Manhaj teologi Asy’ariyah, bersama dengan Maturidiyah, telah diikuti oleh mayoritas ulama dari empat mazhab selama lebih dari seribu tahun. Namun, terdapat pernyataan kontroversial dari seorang tokoh bernama Ibnu Khuwaizi Mandad yang menyatakan bahwa dalam Mazhab Malikiyah, seorang Asy’ari tidak diterima persaksiannya, dikucilkan, dan diminta untuk bertobat atas ajaran yang dianggap bid’ah. Pernyataan ini sering dikutip oleh para pengkritik mazhab Asy’ariyah, termasuk dalam karya Safar Hawali berjudul Manhaj al-Asyâ’irah fî al-‘Aqîdah dan berbagai artikel oleh pendukung Salafi di internet.

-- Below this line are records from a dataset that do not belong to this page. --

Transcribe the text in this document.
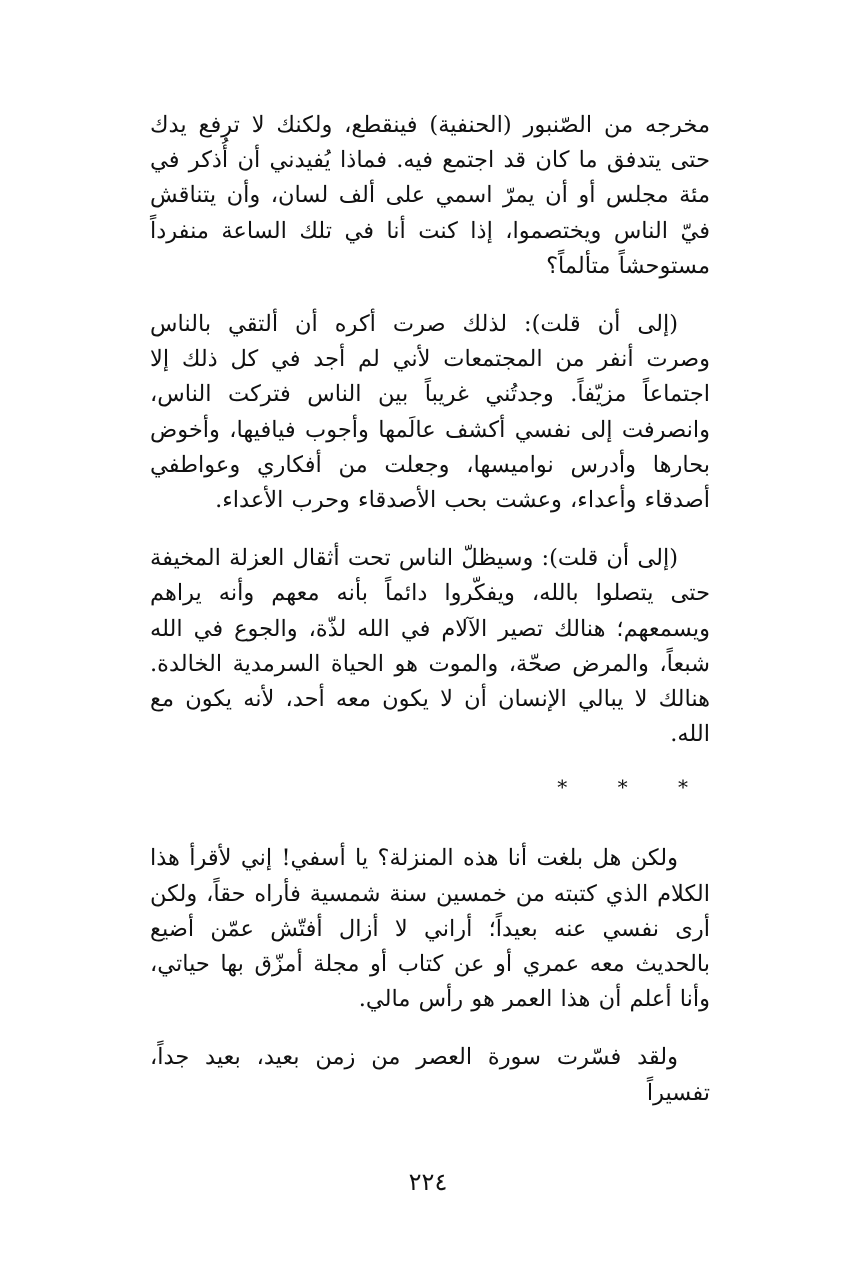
مخرجه من الصّنبور (الحنفية) فينقطع، ولكنك لا ترفع يدك حتى يتدفق ما كان قد اجتمع فيه. فماذا يُفيدني أن أُذكر في مئة مجلس أو أن يمرّ اسمي على ألف لسان، وأن يتناقش فيّ الناس ويختصموا، إذا كنت أنا في تلك الساعة منفرداً مستوحشاً متألماً؟

(إلى أن قلت): لذلك صرت أكره أن ألتقي بالناس وصرت أنفر من المجتمعات لأني لم أجد في كل ذلك إلا اجتماعاً مزيّفاً. وجدتُني غريباً بين الناس فتركت الناس، وانصرفت إلى نفسي أكشف عالَمها وأجوب فيافيها، وأخوض بحارها وأدرس نواميسها، وجعلت من أفكاري وعواطفي أصدقاء وأعداء، وعشت بحب الأصدقاء وحرب الأعداء.

(إلى أن قلت): وسيظلّ الناس تحت أثقال العزلة المخيفة حتى يتصلوا بالله، ويفكّروا دائماً بأنه معهم وأنه يراهم ويسمعهم؛ هنالك تصير الآلام في الله لذّة، والجوع في الله شبعاً، والمرض صحّة، والموت هو الحياة السرمدية الخالدة. هنالك لا يبالي الإنسان أن لا يكون معه أحد، لأنه يكون مع الله.

* * *

ولكن هل بلغت أنا هذه المنزلة؟ يا أسفي! إني لأقرأ هذا الكلام الذي كتبته من خمسين سنة شمسية فأراه حقاً، ولكن أرى نفسي عنه بعيداً؛ أراني لا أزال أفتّش عمّن أضيع بالحديث معه عمري أو عن كتاب أو مجلة أمزّق بها حياتي، وأنا أعلم أن هذا العمر هو رأس مالي.

ولقد فسّرت سورة العصر من زمن بعيد، بعيد جداً، تفسيراً

٢٢٤
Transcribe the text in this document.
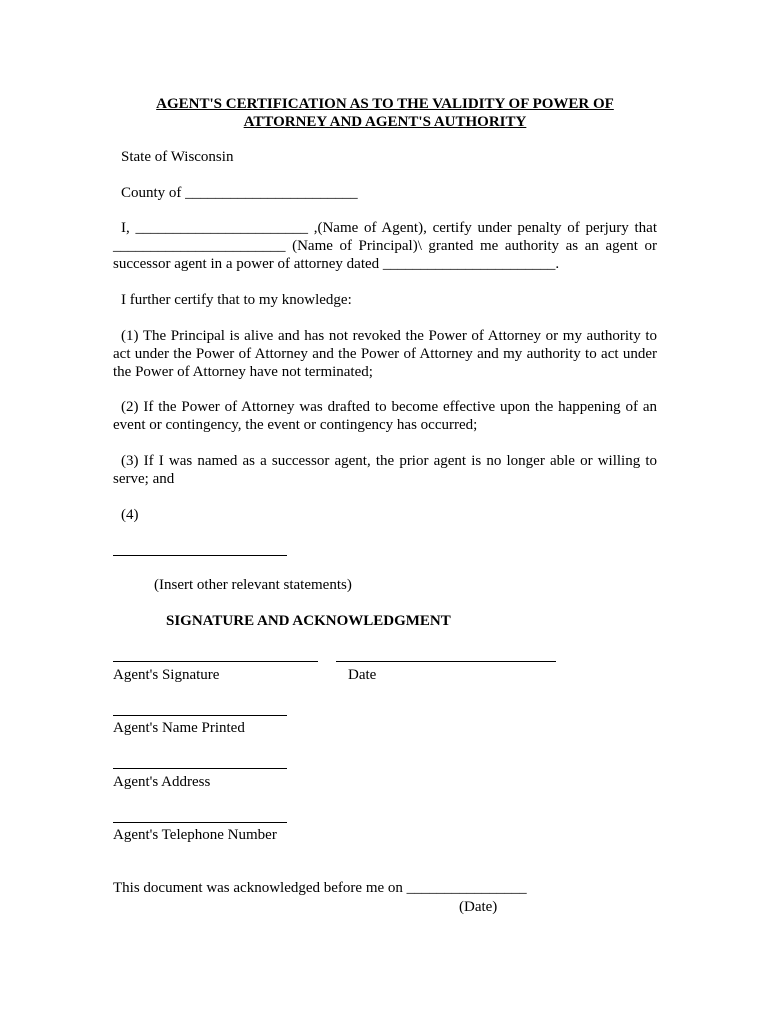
AGENT'S CERTIFICATION AS TO THE VALIDITY OF POWER OF
ATTORNEY AND AGENT'S AUTHORITY
State of Wisconsin
County of _______________________
I, _______________________ ,(Name of Agent), certify under penalty of perjury that _______________________ (Name of Principal)\ granted me authority as an agent or successor agent in a power of attorney dated _______________________.
I further certify that to my knowledge:
(1) The Principal is alive and has not revoked the Power of Attorney or my authority to act under the Power of Attorney and the Power of Attorney and my authority to act under the Power of Attorney have not terminated;
(2) If the Power of Attorney was drafted to become effective upon the happening of an event or contingency, the event or contingency has occurred;
(3) If I was named as a successor agent, the prior agent is no longer able or willing to serve; and
(4)
(Insert other relevant statements)
SIGNATURE AND ACKNOWLEDGMENT
Agent's Signature	Date
Agent's Name Printed
Agent's Address
Agent's Telephone Number
This document was acknowledged before me on ________________
(Date)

Sebelum membahas lebih lanjut mengenai pernyataannya, penting untuk mengetahui profil Ibnu Khuwaizi Mandad. Dalam Bahasa Arab, namanya ditulis sebagai ابن خُوَيْزِ مَنْدادُ. Al-Fairuzabadi dalam kamus al-Muhîth menyebutkan ejaannya sebagai Ibnu Khuwaizi Mandad. Berbagai kitab profil tokoh, seperti Lisân al-Mîzan karya Imam Ibnu Hajar al-Asqalany dan al-Wâfi bi al-Wafâyât karya as-Shafady, tidak memberikan informasi mendetail tentang tokoh ini. Namun, disepakati bahwa ia merupakan seorang tokoh bermazhab Malikiyah yang berguru kepada al-Imam Abu Bakr al-Abhari al-Maliky (375 H). Ibnu Khuwaizi Mandad dikenal memiliki beberapa karya dan wafat pada akhir abad keempat hijriah.
Pernyataan kontroversialnya dicatat oleh Syekh Ibnu Abdil Barr al-Maliky (463 H) dalam kitabnya Jâmi’ Bayân al-‘Ilmi Wafadlihi, yang menyebutkan bahwa Ibnu Khuwaizi Mandad berpendapat bahwa orang-orang yang tersesat (ahl al-ahwa’) menurut Imam Malik dan sahabat-sahabatnya adalah para ahli kalam, termasuk Asy’ariyah. Ia menegaskan bahwa persaksian mereka tidak diterima dalam Islam dan mereka harus dikucilkan serta dibina atas bid’ahnya. Jika mereka terus melanjutkan bid’ah tersebut, mereka harus bertobat.
Namun, pernyataan ini memiliki beberapa masalah serius. Pertama, profil Ibnu Khuwaizi Mandad sendiri dikenal bermasalah. Ia dianggap memiliki pendapat yang aneh dan kurang menguasai fiqih. Imam Ibnu Hajar al-Asqalani mencatat bahwa pendapatnya tidak diakui oleh para tokoh mazhab yang lebih cerdas. Kedua, sanad riwayat pernyataan tersebut juga dipertanyakan, karena terdapat tokoh dalam sanad yang tidak memiliki reputasi yang jelas.
Ketiga, pernyataan tersebut bertentangan dengan kesaksian para ulama lain. Imam Tajuddin As Subki dalam Thabaqât as-Syâfi’iyah menyatakan bahwa ulama Malikiyah sangat membela mazhab Asy’ariyah dan membid’ahkan orang yang menentang mereka. Hal ini menunjukkan bahwa Asy’ariyah diterima dalam kalangan Malikiyah, bertentangan dengan klaim Ibnu Khuwaizi Mandad.
Keberadaan tokoh terkenal seperti Al-Baqillany (403 H), yang merupakan pejuang Asy’ariyah dan dihormati di kalangan ulama Ahlussunnah, juga menambah bukti bahwa Ibnu Khuwaizi Mandad tidak dapat dianggap mewakili pandangan umum Mazhab Malikiyah. Al-Baqillany dikenal sebagai pendiri kedua mazhab Asy’ariyah dan sangat dihormati oleh para ulama di masanya.
Dengan demikian, dapat disimpulkan bahwa pernyataan Ibnu Khuwaizi Mandad yang mengklaim bahwa Asy’ariyah ditolak dan dikucilkan tidak dapat diterima secara ilmiah dan tidak layak dijadikan pedoman dalam kajian teologi Islam. Wallahu a’lam.